Projects
This page lists all course and side projects I have completed so far.
Viral tweets MLOps
In this project, we build a custom machine learning (ML) pipeline for predicting the virality of Twitter tweets. We scrape a large number of tweets using Twint, perform exploratory data analysis, select a final ML model based on the BERT large language model (achieving 67% on the final train set), and deploy the model on a set of host machines capable of continuously fetching new tweets, retraining the model, and redeploying the model if it performs better than the currently deployed model. This project was completed as a part of a course at Aalto University. The tools we use include PyTorch, HuggingFace Transformers for model development, MLflow for model monitoring, and Flask for model serving and pipeline integration.
My role included helping the group navigate through the project, researching cloud options (GCP), writing PyTorch scripts for data preprocessing and training BERT, and coordinating model development with pipeline development (mainly services related to model training, serving, and monitoring).
GeekLearning
This project implements a Flask web application (dockerized) that takes in an image and determines whether an image looks cartoon, anime, or pokemon. The dataset, consisting of over 100K images, was collated from multiple image sources found on Kaggle or elsewhere. I developed three models with PyTorch:
a support vector machine (linear layer with hinge loss), achieving 72.0% accuracy,
a multilayer perceptron (linear layers with activations between them), achieving 83.9% accuracy,
and a convolutional neural network (finetuning a pre-trained ResNet-50), achieving 97.2% accuracy.

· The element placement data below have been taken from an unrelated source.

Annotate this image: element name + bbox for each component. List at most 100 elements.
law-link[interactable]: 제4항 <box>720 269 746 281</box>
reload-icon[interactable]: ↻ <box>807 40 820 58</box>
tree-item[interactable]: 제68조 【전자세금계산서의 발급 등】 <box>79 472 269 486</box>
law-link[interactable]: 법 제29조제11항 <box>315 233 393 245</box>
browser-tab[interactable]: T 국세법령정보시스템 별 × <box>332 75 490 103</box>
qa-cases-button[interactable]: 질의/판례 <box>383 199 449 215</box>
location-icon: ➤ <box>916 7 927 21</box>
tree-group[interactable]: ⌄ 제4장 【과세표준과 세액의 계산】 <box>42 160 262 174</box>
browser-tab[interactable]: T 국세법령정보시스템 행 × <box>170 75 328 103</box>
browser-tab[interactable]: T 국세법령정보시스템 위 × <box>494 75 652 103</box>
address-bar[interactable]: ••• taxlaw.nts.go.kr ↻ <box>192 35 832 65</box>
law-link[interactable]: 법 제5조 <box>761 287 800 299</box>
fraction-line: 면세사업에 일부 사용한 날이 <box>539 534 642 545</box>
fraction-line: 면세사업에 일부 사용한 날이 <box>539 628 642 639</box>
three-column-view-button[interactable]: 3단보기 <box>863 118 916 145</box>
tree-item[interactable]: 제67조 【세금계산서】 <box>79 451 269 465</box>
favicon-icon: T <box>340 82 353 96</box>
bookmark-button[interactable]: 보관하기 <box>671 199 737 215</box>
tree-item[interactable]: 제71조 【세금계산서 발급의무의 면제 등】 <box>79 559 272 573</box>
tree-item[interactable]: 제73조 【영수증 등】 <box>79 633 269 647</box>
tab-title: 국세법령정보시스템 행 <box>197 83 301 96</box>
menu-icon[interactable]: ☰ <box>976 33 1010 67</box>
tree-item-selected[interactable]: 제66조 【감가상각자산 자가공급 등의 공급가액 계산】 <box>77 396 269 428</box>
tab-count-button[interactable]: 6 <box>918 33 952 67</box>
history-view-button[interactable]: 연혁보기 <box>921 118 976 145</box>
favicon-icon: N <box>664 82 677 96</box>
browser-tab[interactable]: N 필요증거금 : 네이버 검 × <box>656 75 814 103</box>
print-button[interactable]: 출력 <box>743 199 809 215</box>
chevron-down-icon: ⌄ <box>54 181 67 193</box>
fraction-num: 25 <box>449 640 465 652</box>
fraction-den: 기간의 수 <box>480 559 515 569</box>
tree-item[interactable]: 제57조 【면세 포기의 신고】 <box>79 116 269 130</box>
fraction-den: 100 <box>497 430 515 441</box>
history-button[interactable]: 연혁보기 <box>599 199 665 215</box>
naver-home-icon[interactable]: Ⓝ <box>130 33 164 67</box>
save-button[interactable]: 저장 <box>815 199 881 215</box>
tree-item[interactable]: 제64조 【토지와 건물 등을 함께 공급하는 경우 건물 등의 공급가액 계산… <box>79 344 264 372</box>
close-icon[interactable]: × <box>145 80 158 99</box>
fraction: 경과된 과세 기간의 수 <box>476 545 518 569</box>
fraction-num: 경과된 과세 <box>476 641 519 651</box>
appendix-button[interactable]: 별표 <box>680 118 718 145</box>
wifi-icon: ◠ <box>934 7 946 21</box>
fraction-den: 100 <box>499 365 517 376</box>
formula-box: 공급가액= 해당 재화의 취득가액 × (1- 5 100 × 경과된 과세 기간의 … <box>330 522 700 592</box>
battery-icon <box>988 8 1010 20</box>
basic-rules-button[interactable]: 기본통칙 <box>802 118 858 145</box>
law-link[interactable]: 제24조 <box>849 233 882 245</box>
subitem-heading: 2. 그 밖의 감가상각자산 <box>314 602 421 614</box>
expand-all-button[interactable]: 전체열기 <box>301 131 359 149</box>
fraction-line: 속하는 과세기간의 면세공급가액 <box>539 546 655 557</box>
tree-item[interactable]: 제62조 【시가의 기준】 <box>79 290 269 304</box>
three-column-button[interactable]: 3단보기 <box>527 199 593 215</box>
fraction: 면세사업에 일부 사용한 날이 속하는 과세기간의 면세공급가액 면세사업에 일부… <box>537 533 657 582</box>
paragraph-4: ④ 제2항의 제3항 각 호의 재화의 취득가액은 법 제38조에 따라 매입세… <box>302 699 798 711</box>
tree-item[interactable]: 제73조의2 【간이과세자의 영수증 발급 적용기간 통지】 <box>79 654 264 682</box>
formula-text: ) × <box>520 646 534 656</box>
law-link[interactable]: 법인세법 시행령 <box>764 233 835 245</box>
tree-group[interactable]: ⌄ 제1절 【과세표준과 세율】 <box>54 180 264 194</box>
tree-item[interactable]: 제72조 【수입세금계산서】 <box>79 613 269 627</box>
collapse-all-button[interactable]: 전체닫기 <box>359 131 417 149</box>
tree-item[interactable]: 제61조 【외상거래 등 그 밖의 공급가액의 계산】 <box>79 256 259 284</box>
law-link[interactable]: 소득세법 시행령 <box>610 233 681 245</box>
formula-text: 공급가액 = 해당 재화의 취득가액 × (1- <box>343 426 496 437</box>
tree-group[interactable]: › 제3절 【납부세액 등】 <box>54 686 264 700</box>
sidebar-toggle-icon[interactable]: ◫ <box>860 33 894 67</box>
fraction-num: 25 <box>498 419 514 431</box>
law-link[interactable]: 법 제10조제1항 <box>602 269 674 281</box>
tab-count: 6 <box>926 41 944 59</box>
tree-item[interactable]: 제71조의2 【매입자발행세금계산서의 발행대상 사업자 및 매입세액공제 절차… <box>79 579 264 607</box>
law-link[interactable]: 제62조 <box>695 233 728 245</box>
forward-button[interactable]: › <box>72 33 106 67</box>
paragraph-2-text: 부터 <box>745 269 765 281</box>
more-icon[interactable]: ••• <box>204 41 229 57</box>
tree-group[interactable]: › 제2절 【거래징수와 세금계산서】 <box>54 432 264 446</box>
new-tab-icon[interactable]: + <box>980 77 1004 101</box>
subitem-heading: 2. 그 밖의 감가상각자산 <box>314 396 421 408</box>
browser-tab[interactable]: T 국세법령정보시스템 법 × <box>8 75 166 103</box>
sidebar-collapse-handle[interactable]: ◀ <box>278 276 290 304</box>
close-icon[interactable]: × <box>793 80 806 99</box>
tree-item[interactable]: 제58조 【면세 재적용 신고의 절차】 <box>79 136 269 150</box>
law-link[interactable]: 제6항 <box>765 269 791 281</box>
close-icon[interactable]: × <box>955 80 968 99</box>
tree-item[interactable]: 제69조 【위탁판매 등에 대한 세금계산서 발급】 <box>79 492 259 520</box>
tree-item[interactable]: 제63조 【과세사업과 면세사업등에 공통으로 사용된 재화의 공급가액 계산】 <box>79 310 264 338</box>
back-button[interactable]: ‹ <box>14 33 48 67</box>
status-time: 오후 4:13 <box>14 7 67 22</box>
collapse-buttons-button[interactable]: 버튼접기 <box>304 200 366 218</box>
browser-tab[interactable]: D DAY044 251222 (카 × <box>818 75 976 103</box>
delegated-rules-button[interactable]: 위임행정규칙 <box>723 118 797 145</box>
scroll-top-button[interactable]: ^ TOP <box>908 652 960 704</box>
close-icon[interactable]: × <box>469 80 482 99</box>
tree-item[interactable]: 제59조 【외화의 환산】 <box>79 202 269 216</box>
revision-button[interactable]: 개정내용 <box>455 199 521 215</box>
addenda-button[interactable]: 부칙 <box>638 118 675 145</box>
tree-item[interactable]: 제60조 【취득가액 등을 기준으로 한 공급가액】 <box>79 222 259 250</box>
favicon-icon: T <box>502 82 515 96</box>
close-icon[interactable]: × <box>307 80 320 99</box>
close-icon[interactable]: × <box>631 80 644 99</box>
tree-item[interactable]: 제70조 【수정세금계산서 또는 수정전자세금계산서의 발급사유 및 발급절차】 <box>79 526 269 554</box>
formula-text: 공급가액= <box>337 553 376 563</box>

The models and their results were submitted as a course project.
Energy Demand Prediction
This project aims to predict aggregate electricity demand from a selected list of locations in the City of Helsinki by using three leading methods: a classical Box-Jenkins model, a LSTM neural network, and a Facebook Prophet model.
The project itself is divided into 2 parts. The first one is about predicting daily electricity demand using the first 2 models. The second part use Facebook Prophet to do forecasting on hourly demand. The data is fetched from the Nuuka Open API, courtesy of Avoindata.fi.
I was in charge of data collection and preprocessing, exploratory data analysis, including autocorrelation analysis, and developing Prophet models. The best Prophet model achieved 9% mean absolute percentage error, and acceptable residual autocorrelation.
Docs Medium article 1 Medium article 2 GH repo
Bayesian Regression
This course project presents a Bayesian workflow on modeling electrical output of a combined cycle power plant. In this project, we implement a linear regression model and a generalized additive model (GAM) using R’s brms package which uses Stan as the backend. It was discovered that the GAM is more suitable to the data than the linear model, indicated by the better performance in posterior predictive checks and approximate leave-one-out cross validation (CV). In particular, we compared the PSIS-LOO CV metric between the models: linear model with a score of -22608, and GAM with a score of -21874.
I was in charge of exploratory data analysis, GAM implementation, and a large chunk of the final report.
Regression App
This course project provides a Scala app that fits univariate linear regression and quadratic regression models to any dataset and visualizes the fit along with the data points as a draggable plot. Simple metrics such as coefficient of determination are also displayed. The app can fit models to datasets with hundreds of millions of data points in only a few minutes. While reading a given dataset line by line, the app uses an online, iterative approach to compute necessary statistics (sample variance, covariance) for calculating the model coefficients. Thanks to this method, the data are never loaded into memory (thus reducing memory consumption), and the fitting process can be stopped prematurely, yielding an incomplete model.
Analysis of YouTube Statistics
This course project presents univariate, bivariate, and multivariate statistical analyses on a dataset about YouTube videos. The univariate analysis discovered that more than half of the videos have positive descriptions or neutral titles. The bivariate analysis found that the four user interaction variables views
, likes
, dislikes
, and num_cmts
have mild to strong positive linear correlations with each other. The principal component analysis was able to summarize the data in few dimensions, and the multiple correspondence analysis found interesting and intuitive relationships between the categorical variables.